The hunk of rectilinearity in the photo above is the nearly completed Joule Apartments, one of the last large mixed-use residential projects to come down the pipeline of Seattle's real-estate development boom. End of an era?

Covering an entire city block near the north end of Broadway on Capitol Hill, the $104 million project will include 295 apartments, 29,000 square feet of retail,  and a whopping 370 underground parking stalls. As of May 5, the project was 46 percent leased. which is impressive, given the state of the market.





Back when the project was in the proposal stage, I wrote that it was yet another example of Seattle's uninspired multifamily architecture. But seeing it in the flesh, I found myself having a surprisingly positive reaction. Sure, it isn't art, but at least it's relatively uncluttered and simple. And the street wall it forms along Broadway is great urban mojo.

Like the Broadway Building several blocks to the south, Joule is an urban workhorse, supplying the uses and density the neighborhood needs, so I'm inclined to cut it some slack on its lack of high design.

A more legitimate criticism is how the project's massive scale makes for a sterile, monotonous city block, both visually and economically. Indeed, I expect that this project will end up being a poster child of soulless mega-development. The building presents close to a quarter-mile length of facade to the neighborhood, a space over which pretty much any design aesthetic or materials palette is going to end up feeling monotonous.

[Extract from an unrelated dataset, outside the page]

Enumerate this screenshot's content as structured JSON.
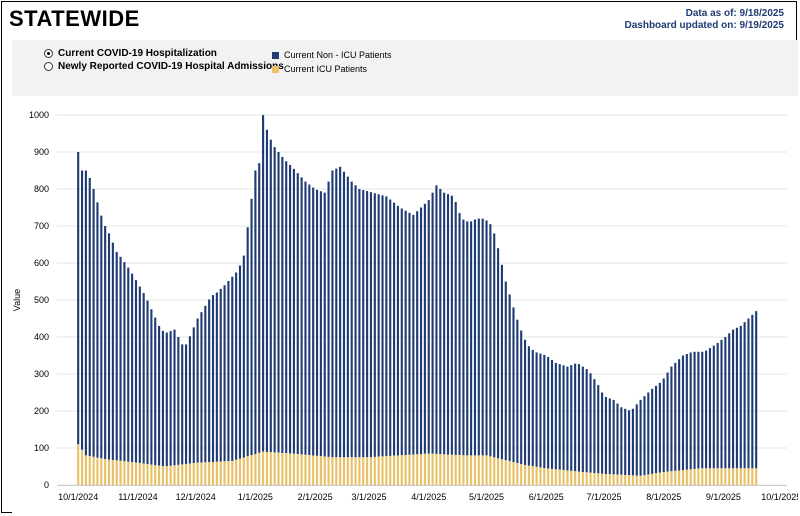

Perhaps an even bigger drawback, from the perspective of neighborhood vitality and the experience on the street, is that the retail tenants are likely to be as monotonous as the building. A healthy diversity of businesses requires a diversity of commerical space, including cost, age, style, condition, and layout—exactly the opposite of what you see here:



One way to mitigate at least the visual oppressiveness of a block-long building is to create a mid-block break, which this project does have, as shown in the photo above. Unfortunately, the pass-through is not open to the public.

The fact is, there is no simple prescription for designing large developments that create the organic, lived-in, built-over-time feel characteristic of the world's best cities. The chief obstacle is economy of scale---the bigger and more uniform, the cheaper to construct.

Intentionally designing a large building to look like several unique, smaller buildings is one option, but people aren't so easily fooled by pretend architecture. Doing it well would require extraordinary design sensitivity, and would almost certainly add to the cost.

But here's a question: Given the new economic paradigm we seem to have entered, might all this be a moot point? That is, will the lack of capital persist, such that capital intensive mega-developments like Joule will be increasingly rare endeavors? Or is this downturn just a blip---albeit deeper than usual---before we return to business as usual?

In his keynote address to the Living Future conference last week, James Howard Kunstler argued that an economic system that is based on increasing debt requires increasing inputs of energy to maintain itself, and as energy costs rise, eventually that system will break.  And then capital dries up. The one thing we do know for sure is that the price of a joule is destined to keep rising.

Human-scale, incremental urban development has been the norm until the last 100 years or so, and has proved to be a successful model for producing places that people love. Perhaps one positive consequence of our economic strife will be that we'll start building that way again.